Results from an international, randomized study show that an implanted nerve stimulator significantly improves symptoms in those with central sleep apnea, without causing serious side effects.
Dr. William Abraham, co-lead author and director of the Division of Cardiovascular Medicine at The Ohio State University Wexner Medical Center, presented findings from the study at the recent European Society of Cardiology Congress in Rome. The study is published by The Lancet.
Unlike the more common obstructive sleep apnea, in which the airway partially collapses and causes pauses in breathing, central sleep apnea (CSA) occurs when the brain fails to control breathing during sleep.

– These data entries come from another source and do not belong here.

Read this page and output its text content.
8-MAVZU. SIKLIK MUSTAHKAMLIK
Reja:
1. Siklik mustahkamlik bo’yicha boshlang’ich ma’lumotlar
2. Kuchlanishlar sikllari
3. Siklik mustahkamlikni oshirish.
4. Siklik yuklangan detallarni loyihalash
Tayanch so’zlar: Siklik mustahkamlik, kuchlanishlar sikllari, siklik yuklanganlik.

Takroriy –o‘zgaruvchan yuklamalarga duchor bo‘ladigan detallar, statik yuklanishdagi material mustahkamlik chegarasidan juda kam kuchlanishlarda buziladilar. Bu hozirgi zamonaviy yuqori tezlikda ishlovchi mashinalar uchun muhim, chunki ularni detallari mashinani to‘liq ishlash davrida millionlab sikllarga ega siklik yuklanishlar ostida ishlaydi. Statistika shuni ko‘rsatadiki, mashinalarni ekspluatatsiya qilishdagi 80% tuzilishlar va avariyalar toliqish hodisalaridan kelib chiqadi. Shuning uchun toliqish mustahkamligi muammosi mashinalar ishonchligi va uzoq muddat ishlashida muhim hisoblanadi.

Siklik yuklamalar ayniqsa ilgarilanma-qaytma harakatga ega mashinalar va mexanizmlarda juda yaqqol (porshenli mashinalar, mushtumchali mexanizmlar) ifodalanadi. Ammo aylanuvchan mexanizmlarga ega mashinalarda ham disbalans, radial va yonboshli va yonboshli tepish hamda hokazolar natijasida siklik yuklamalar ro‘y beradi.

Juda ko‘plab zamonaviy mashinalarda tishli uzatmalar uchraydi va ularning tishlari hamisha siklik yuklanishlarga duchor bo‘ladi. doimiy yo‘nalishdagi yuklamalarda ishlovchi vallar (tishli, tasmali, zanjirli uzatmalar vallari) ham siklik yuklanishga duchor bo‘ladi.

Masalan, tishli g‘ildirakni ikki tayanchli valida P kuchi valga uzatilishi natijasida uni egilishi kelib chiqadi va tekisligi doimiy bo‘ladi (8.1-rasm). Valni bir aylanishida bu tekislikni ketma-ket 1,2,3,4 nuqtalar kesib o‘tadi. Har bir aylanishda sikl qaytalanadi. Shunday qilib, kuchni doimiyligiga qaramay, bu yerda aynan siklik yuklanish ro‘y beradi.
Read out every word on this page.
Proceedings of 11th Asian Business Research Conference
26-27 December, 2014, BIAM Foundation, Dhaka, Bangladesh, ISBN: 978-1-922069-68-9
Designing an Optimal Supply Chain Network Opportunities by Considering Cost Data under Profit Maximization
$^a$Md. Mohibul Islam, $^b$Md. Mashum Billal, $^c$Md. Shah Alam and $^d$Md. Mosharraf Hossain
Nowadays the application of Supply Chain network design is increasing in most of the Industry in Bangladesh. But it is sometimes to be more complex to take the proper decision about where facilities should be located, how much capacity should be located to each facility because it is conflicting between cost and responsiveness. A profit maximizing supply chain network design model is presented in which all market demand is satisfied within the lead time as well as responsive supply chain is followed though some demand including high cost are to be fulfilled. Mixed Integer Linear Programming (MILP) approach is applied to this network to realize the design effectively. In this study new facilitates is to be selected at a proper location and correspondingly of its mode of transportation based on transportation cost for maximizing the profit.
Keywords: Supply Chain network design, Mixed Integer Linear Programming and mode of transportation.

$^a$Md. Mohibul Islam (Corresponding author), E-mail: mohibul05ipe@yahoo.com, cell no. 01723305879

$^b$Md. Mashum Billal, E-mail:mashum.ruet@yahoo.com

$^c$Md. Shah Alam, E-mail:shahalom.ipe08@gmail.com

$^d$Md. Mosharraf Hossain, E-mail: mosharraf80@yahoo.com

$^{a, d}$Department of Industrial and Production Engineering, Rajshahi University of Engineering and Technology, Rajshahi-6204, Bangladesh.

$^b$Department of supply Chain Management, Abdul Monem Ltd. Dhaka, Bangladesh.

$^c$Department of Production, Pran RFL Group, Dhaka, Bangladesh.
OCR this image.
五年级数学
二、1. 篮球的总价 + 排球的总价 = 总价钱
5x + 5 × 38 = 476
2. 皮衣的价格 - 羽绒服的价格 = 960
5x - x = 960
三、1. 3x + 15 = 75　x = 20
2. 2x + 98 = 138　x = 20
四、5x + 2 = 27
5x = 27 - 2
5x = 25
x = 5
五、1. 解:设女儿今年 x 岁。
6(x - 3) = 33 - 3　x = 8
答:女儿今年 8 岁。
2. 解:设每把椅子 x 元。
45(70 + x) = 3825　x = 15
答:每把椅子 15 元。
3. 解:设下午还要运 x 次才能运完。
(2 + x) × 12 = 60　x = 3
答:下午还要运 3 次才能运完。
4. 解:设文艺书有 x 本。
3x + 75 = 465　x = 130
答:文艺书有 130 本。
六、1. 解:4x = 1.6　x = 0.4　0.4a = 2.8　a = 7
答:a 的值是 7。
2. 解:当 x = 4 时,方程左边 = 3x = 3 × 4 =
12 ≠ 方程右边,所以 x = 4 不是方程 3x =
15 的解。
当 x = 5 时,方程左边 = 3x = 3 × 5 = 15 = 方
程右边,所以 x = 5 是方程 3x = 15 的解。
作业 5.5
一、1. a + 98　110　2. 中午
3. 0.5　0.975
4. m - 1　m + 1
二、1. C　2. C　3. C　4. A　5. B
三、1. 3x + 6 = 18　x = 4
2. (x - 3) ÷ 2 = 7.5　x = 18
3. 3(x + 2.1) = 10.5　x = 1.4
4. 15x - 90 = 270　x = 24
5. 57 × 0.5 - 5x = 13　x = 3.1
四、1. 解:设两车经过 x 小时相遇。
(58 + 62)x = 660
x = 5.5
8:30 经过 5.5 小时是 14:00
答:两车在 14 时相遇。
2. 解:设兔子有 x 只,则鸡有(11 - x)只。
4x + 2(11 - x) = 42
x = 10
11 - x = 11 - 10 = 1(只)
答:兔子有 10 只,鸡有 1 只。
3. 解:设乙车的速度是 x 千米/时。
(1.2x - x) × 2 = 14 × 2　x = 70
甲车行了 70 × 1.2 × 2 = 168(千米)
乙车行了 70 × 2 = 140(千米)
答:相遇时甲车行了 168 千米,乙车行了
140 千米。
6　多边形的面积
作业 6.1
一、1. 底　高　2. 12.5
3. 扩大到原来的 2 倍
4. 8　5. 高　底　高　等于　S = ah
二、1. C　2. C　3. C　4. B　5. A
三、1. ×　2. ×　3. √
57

"CSA is a serious concern because it affects about a third of people with heart failure and it’s known to make the condition worse," Abraham said. "Currently, we don’t have good treatments available. Positive airway pressure devices have been used, but many patients don’t tolerate them well and a recent study showed them to be harmful."
Abraham, along with lead author Dr. Maria Rosa Costanzo at Advocate Heart Institute in Naperville, IL, led the study at 31 hospitals in the United States, Germany and Poland. The research team tested the safety and effectiveness of a transvenous phrenic nerve stimulator made by Respicardia Inc. Much like a pacemaker, it sends a regular signal telling the diaphragm to breathe during sleep.

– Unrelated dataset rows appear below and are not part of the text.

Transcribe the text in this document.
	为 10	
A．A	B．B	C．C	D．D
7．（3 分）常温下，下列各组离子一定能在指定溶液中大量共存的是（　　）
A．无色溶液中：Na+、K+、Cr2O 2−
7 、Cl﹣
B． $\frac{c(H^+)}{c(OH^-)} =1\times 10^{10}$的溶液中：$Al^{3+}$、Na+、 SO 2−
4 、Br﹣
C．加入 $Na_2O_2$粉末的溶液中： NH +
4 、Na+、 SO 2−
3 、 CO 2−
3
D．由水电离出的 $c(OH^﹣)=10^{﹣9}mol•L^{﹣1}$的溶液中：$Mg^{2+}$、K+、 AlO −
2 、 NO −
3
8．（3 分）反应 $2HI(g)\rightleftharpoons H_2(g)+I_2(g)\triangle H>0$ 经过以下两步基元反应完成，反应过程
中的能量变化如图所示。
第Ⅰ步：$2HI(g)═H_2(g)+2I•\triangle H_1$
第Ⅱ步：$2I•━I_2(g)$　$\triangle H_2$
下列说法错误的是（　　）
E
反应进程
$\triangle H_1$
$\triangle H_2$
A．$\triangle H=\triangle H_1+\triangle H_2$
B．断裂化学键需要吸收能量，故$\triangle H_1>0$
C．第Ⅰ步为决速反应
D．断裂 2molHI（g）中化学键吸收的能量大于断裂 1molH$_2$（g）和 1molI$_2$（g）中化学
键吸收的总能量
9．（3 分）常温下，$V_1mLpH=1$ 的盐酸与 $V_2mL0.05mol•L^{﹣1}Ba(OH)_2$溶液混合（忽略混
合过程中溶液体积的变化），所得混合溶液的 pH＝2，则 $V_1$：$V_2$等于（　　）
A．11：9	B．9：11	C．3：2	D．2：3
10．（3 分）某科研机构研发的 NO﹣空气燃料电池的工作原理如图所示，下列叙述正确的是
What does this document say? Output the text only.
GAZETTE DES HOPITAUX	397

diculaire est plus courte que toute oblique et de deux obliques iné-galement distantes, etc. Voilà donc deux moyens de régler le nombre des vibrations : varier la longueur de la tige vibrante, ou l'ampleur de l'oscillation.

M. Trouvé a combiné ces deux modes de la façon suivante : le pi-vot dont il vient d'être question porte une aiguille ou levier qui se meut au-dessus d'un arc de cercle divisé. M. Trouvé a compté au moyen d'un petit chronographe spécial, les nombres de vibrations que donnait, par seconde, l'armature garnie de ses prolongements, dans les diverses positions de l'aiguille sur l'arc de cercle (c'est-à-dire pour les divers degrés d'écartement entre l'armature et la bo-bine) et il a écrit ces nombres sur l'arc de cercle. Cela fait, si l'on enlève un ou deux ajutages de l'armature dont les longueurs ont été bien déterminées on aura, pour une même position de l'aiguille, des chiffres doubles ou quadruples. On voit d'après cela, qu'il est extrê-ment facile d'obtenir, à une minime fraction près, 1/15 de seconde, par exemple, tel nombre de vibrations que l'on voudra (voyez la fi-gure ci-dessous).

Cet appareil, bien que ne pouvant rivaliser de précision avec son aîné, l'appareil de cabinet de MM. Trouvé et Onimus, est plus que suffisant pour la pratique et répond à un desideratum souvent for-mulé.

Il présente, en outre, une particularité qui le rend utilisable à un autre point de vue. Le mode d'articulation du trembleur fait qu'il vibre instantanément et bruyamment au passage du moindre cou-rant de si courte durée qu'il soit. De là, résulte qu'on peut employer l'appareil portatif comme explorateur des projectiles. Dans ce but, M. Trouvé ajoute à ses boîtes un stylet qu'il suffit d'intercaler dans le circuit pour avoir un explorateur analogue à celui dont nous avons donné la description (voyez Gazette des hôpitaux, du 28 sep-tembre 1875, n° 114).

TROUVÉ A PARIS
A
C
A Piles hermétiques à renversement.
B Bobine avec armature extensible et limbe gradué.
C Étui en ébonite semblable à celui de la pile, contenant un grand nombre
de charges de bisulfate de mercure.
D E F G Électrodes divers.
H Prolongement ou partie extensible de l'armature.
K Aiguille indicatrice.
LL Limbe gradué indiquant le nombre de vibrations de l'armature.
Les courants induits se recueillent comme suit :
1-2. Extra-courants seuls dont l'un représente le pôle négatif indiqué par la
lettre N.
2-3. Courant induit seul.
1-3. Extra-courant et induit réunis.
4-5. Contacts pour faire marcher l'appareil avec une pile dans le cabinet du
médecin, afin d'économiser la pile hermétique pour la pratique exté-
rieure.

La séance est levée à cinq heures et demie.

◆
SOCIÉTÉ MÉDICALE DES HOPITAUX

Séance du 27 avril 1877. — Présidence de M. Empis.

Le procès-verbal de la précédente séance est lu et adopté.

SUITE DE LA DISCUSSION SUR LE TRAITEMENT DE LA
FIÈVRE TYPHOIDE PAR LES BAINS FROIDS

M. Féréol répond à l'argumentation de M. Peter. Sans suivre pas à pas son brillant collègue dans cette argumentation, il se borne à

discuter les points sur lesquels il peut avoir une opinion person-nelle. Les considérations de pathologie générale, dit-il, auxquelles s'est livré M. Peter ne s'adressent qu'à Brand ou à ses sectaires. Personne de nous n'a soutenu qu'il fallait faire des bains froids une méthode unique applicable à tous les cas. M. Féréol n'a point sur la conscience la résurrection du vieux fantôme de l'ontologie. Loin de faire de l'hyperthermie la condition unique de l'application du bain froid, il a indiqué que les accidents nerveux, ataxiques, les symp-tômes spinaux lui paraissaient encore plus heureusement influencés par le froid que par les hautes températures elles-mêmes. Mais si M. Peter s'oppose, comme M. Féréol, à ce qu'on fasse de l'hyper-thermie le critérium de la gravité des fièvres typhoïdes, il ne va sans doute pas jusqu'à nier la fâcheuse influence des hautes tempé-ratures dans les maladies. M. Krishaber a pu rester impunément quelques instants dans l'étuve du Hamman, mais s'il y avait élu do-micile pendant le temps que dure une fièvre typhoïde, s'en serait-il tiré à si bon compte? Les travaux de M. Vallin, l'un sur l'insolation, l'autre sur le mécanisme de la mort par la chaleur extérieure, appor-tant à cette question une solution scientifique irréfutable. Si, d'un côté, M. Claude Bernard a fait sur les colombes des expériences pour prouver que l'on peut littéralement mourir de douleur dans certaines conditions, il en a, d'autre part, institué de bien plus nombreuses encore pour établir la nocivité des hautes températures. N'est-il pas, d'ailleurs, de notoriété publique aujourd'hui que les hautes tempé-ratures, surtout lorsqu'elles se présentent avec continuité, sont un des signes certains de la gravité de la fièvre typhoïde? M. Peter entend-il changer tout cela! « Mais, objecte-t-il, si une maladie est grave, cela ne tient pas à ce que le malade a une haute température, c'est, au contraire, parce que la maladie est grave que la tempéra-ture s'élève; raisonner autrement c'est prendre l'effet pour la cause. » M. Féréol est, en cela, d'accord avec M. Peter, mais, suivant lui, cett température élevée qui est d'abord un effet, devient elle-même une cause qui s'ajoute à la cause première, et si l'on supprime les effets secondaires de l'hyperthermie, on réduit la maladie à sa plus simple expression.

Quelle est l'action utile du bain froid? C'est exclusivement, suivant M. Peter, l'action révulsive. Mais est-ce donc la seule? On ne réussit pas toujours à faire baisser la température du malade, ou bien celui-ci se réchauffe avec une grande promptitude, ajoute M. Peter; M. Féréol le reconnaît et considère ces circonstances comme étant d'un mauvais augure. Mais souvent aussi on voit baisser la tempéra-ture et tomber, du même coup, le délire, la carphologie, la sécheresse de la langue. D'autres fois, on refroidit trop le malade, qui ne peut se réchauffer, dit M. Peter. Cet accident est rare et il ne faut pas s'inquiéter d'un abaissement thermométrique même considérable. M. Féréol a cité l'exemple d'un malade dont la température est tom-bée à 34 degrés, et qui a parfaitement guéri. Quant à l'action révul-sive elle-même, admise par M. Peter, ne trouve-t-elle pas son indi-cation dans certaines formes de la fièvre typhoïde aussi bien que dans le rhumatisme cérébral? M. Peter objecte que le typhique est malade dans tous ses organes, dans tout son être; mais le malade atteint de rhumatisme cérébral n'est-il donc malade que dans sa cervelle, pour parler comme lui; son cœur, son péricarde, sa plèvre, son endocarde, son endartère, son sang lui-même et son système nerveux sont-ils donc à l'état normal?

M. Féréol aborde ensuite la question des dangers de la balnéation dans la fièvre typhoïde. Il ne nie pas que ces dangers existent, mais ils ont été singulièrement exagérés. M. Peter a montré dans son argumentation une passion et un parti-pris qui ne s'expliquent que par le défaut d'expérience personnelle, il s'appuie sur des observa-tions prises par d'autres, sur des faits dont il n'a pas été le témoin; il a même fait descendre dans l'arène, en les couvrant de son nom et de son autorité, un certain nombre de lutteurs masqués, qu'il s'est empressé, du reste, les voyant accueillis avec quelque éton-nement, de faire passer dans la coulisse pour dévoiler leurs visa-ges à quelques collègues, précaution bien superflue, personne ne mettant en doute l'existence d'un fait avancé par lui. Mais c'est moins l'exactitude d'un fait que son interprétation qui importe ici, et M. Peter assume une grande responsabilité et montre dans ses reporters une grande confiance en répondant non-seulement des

In the randomized study, 151 patients were implanted with the device. Ten were excluded due to non-study related medical issues or deaths, exiting the study or missing visits. During the first six months of evaluation, 68 devices were activated for treatment, while 73 were left inactive as the control group. Between six and 12 months of follow-up, all patients received the neurostimulation treatment.
At the six month evaluation, the device reduced CSA events per hour by half or more for 35 of the 68 members (51 percent) of the treatment group. Only eight (11 percent) of those in the control group achieved the same reduction. Other important sleep measures, such as the amount of time spent with a low blood oxygen level, were also significantly improved. About a third of patients in the treatment group reported therapy-related discomfort that was resolved with some reprogramming of the device.
"Not only did we see this reduction in events per hour, the patients also rated themselves better on the Epworth Sleepiness Scale (meaning they were less sleepy during the day) and on a global assessment of their overall quality of life," Abraham said. "This tells us the effects of neurostimulation are clinically relevant and this could be a promising therapy for those with central sleep apnea."